California is at a critical junction in reforming curriculum and improving graduation rates, closing achievement gaps, and preparing all students for success after high school. The challenges are significant, and it is clear that California must embrace creative approaches to creating opportunities for students and communities. Two important changes are taking place to educational curriculum: adoption of the Common Core State Standards in English language arts and mathematics; and Linked Learning, a move toward integrated academic and technical education that prepares students for both college and career after high school graduation.
Common Core State Standards
In 2009, the Council of Chief State School Officers (CCSSO) and the National Governors Association Center for Best Practices (NGA) committed to developing a set of national education standards that would help prepare students for success in career and college. On August 2, 2010 the California State Board of Education (SBE) adopted the Common Core State Standards (CCSS) for English language arts (ELA) and mathematics. To date, 45 states, the District of Columbia and the U.S. Virgin Islands have adopted the CCSS.
The CCSS, if implemented with fidelity, has the potential to dramatically improve K-12 education. The common core are more rigorous standards that emphasize critical thinking and problem solving skills, and better prepare students for a competitive, global economy.
College and Career-ready Curriculum
Amid ongoing policy discussions about preparing students for both college and career success, California has begun to embrace several approaches to providing integrated academic and career technical curriculum. The belief is that curricular pathways that link academic and career preparation lead to higher graduation rates, increased college enrollment, and higher earning potential.
The multiple pathways approach, called Linked Learning, allows students to follow industry-themed pathways in one of 15 career industries adopted by the State Board of Education in 2005. The curriculum in each pathway connects classroom learning with students’ interests and real-world applications by incorporating technical content in academic courses and using academic standards in technical curriculum.
Two policy changes are taking place simultaneous that have the potential to shift California’s curriculum to have a greater emphasis on career technical education and the Linked Learning approach.
In July 2014, the current statewide student assessment system – the Student Testing and Reporting (STAR) program tests – is scheduled to sunset. With the adoption of the Common Core State Standards, California joined the SBAC consortium, which has developed computer-adaptive tests aligned to the CCSS in ELA and math, and designed to assess college and career readiness. The SBAC assessments currently assess only academic content, which means that foundational career-ready skills and competencies would need to be incorporated into the curriculum of all students in order to be included as test items in the student assessment system.
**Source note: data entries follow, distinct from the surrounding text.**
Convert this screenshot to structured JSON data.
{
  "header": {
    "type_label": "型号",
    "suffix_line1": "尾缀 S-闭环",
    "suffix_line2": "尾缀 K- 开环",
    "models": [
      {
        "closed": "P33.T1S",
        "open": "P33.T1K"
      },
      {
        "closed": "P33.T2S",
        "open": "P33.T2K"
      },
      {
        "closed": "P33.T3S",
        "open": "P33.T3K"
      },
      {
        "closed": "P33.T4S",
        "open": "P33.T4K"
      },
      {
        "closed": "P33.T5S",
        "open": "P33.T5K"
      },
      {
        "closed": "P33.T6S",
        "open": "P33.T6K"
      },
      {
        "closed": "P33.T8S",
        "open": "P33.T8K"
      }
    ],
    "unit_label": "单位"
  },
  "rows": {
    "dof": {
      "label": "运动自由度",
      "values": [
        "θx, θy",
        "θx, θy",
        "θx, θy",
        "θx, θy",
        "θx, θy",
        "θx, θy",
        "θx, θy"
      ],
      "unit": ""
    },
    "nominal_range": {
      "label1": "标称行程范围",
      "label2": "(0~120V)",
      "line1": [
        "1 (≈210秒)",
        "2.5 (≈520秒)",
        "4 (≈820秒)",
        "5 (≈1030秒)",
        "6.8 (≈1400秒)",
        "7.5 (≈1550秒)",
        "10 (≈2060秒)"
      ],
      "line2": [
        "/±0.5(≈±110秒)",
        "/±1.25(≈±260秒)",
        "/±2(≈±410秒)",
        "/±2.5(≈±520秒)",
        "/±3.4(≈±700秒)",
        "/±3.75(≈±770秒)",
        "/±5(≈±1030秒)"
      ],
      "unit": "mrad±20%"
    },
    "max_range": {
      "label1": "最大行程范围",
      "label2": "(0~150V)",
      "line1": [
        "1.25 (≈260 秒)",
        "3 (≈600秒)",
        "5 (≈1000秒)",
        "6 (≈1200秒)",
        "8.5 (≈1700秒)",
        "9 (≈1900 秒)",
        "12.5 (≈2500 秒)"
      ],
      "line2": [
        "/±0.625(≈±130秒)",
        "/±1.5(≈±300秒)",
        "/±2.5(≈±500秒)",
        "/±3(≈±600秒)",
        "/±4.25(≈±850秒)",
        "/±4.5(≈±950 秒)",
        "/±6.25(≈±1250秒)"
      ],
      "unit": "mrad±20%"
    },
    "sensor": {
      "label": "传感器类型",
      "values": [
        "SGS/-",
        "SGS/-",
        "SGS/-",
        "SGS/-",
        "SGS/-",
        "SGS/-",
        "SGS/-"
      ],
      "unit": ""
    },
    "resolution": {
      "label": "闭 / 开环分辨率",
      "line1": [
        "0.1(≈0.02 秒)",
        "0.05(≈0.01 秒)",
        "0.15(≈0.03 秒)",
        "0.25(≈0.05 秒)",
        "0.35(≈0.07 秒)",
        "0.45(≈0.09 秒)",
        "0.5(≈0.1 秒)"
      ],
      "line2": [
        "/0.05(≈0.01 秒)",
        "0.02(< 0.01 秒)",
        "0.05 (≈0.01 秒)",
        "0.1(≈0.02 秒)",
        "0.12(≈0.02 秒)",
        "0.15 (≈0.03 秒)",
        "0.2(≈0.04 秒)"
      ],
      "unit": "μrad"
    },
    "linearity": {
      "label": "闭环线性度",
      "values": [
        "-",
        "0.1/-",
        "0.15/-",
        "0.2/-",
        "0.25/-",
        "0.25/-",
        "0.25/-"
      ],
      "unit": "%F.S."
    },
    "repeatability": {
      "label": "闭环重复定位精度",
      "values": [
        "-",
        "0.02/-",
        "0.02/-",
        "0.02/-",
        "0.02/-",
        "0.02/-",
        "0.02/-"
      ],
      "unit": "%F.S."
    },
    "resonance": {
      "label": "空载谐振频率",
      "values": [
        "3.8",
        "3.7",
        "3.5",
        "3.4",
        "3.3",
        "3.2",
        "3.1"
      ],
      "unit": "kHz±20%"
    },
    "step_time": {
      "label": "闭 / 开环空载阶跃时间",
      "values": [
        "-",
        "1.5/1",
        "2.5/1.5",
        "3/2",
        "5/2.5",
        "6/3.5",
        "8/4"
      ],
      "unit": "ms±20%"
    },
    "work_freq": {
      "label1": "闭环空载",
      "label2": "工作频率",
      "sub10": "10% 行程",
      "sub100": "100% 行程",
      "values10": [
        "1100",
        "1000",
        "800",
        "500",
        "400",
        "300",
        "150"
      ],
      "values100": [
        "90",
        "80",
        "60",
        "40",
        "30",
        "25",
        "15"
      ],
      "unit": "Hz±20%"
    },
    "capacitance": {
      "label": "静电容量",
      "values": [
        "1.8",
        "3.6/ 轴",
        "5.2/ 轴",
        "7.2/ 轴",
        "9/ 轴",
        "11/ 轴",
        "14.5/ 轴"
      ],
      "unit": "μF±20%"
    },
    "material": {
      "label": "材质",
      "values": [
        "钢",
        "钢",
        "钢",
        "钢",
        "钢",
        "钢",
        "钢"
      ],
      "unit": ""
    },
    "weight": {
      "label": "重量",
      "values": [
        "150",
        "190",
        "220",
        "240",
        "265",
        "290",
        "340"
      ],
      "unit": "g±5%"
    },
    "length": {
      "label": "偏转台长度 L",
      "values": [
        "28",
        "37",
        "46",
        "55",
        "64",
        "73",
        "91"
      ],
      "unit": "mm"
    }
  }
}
Additionally, SB 1458 was signed into law in September 2012, which calls for the inclusion of graduation rates in the API and has the potential to include factors aimed at measuring college and career readiness. SB 1458 permits the Superintendent of Public Instruction (SPI) to submit for approval by the State Board of Education (SBE), valid, reliable, and stable measures of college and career readiness.
CSBA provides regular updates to members about the status and implications of policy decisions that could impact curriculum, and provides members with resources to assist in the transition to the Common Core State Standards, the SBAC Assessments, and a new Academic Performance Index.
CSBA is working with ConnectEd, an organization founded by the Irvine foundation to advance practice, policy and research to help students become prepared for both college and career after high school, and is a member of the Linked Learning Alliance. CSBA provides assistance to governing teams that have received grant funding from the James Irvine foundation to implement the Linked Learning approach.